Nuclear power plants are some of the most sophisticated and complex energy systems ever designed. Any complex system, no matter how well it is designed and engineered, cannot be deemed failure-proof. Veteran anti-nuclear activist and author Stephanie Cooke has argued:
The reactors themselves were enormously complex machines with an incalculable number of things that could go wrong. When that happened at Three Mile Island in 1979, another fault line in the nuclear world was exposed. One malfunction led to another, and then to a series of others, until the core of the reactor itself began to melt, and even the world's most highly trained nuclear engineers did not know how to respond. The accident revealed serious deficiencies in a system that was meant to protect public health and safety.
The 1979 Three Mile Island accident inspired Perrow's book Normal Accidents, where a nuclear accident occurs, resulting from an unanticipated interaction of multiple failures in a complex system. TMI was an example of a normal accident because it was "unexpected, incomprehensible, uncontrollable and unavoidable".
Perrow concluded that the failure at Three Mile Island was a consequence of the system's immense complexity. Such modern high-risk systems, he realized, were prone to failures however well they were managed. It was inevitable that they would eventually suffer what he termed a 'normal accident'. Therefore, he suggested, we might do better to contemplate a radical redesign, or if that was not possible, to abandon such technology entirely..
A fundamental issue contributing to a nuclear power system's complexity is its extremely long lifetime. The timeframe from the start of construction of a commercial nuclear power station through the safe disposal of its last radioactive waste, may be 100 to 150 years.
Controversy
The abandoned city of Prypiat, Ukraine, following the Chernobyl disaster. The Chernobyl nuclear power plant is in the background.

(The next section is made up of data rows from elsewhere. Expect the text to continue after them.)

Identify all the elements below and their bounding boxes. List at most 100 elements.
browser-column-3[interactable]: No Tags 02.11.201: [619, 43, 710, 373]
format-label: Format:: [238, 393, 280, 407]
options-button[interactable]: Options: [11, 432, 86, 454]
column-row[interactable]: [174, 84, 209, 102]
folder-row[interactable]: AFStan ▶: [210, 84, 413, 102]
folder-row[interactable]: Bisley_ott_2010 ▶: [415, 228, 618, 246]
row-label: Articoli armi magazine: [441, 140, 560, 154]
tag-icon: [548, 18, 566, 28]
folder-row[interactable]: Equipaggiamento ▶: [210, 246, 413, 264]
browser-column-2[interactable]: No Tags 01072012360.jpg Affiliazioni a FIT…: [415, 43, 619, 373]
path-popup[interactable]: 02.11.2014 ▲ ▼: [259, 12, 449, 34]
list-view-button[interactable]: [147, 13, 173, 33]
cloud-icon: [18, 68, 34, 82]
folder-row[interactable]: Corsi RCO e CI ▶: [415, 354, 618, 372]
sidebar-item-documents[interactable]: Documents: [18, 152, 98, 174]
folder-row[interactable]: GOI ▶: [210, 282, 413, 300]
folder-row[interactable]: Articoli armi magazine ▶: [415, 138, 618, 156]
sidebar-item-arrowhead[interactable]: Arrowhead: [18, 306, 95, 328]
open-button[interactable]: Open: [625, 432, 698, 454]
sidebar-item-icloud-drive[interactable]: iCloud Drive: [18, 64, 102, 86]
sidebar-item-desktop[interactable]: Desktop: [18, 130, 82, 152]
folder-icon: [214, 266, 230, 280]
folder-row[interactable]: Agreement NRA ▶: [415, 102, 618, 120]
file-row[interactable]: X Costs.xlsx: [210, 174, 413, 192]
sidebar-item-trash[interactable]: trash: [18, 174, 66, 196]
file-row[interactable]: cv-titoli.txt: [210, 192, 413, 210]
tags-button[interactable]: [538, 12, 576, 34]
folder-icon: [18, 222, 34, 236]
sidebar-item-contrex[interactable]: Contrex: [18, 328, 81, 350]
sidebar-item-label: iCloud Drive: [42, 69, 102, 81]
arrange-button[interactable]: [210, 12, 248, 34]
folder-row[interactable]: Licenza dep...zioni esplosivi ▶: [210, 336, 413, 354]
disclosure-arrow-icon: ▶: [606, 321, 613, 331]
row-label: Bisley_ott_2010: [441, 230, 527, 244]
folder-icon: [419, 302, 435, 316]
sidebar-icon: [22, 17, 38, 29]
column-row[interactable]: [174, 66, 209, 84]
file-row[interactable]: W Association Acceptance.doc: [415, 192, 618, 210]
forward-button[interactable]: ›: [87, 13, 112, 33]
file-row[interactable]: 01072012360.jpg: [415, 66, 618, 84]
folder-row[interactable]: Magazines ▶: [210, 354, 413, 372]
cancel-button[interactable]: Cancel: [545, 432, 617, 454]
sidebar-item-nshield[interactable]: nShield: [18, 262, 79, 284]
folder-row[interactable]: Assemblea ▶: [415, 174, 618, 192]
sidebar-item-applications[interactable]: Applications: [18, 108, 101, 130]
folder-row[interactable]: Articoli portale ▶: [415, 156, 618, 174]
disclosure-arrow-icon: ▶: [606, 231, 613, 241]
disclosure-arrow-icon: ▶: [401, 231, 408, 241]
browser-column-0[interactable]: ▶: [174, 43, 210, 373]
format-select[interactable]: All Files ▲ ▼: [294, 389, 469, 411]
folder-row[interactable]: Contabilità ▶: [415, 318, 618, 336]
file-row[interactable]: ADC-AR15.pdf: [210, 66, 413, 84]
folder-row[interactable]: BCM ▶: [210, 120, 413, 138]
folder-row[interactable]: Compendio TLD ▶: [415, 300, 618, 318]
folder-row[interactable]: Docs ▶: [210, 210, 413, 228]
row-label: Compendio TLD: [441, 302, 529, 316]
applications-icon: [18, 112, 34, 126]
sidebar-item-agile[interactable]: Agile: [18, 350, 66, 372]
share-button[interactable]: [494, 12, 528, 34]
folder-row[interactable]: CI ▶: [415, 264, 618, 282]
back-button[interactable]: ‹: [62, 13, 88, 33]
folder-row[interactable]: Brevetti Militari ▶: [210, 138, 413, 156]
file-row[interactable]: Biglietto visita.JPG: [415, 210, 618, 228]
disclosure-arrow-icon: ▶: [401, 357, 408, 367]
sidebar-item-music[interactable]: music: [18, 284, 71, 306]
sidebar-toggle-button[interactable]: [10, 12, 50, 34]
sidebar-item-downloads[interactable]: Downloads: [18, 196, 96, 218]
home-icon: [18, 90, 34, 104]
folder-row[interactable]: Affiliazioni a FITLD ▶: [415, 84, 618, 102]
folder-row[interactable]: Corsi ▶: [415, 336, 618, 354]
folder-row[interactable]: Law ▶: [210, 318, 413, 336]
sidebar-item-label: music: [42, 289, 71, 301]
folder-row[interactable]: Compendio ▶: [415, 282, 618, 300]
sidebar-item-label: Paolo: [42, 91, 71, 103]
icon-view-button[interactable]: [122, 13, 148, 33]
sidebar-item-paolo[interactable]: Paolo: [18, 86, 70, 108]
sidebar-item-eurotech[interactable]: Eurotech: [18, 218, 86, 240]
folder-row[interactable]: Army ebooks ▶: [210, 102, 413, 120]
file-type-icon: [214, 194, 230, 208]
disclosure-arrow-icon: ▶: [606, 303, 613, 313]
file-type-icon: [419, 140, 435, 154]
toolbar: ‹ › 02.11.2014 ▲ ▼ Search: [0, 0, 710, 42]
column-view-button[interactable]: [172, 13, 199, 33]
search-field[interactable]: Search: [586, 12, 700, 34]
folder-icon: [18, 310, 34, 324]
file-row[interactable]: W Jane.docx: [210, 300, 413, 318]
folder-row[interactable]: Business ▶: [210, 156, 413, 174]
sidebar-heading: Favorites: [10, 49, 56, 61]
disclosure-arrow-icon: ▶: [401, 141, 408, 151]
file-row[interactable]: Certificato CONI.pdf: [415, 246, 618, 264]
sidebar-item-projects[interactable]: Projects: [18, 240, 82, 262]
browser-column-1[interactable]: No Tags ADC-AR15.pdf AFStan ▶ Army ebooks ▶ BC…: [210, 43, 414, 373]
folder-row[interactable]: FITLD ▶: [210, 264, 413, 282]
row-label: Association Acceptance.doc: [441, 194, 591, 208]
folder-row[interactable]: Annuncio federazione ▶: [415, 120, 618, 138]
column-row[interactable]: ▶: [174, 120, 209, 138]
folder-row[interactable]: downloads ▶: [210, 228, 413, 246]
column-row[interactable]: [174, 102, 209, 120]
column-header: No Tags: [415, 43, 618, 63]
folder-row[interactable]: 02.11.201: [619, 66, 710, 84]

The nuclear power debate is about the controversy which has surrounded the deployment and use of nuclear fission reactors to generate electricity from nuclear fuel for civilian purposes. The debate about nuclear power peaked during the 1970s and 1980s, when it "reached an intensity unprecedented in the history of technology controversies", in some countries.
Proponents argue that nuclear power is a sustainable energy source which reduces carbon emissions and can increase energy security if its use supplants a dependence on imported fuels. Proponents advance the notion that nuclear power produces virtually no air pollution, in contrast to the chief viable alternative of fossil fuel. Proponents also believe that nuclear power is the only viable course to achieve energy independence for most Western countries. They emphasize that the risks of storing waste are small and can be further reduced by using the latest technology in newer reactors, and the operational safety record in the Western world is excellent when compared to the other major kinds of power plants.
Opponents say that nuclear power poses many threats to people and the environment. These threats include health risks and environmental damage from uranium mining, processing and transport, the risk of nuclear weapons proliferation or sabotage, and the unsolved problem of radioactive nuclear waste. They also contend that reactors themselves are enormously complex machines where many things can and do go wrong, and there have been many serious nuclear accidents.Critics do not believe that these risks can be reduced through new technology.They argue that when all the energy-intensive stages of the nuclear fuel chain are considered, from uranium mining to nuclear decommissioning, nuclear power is not a low-carbon electricity source.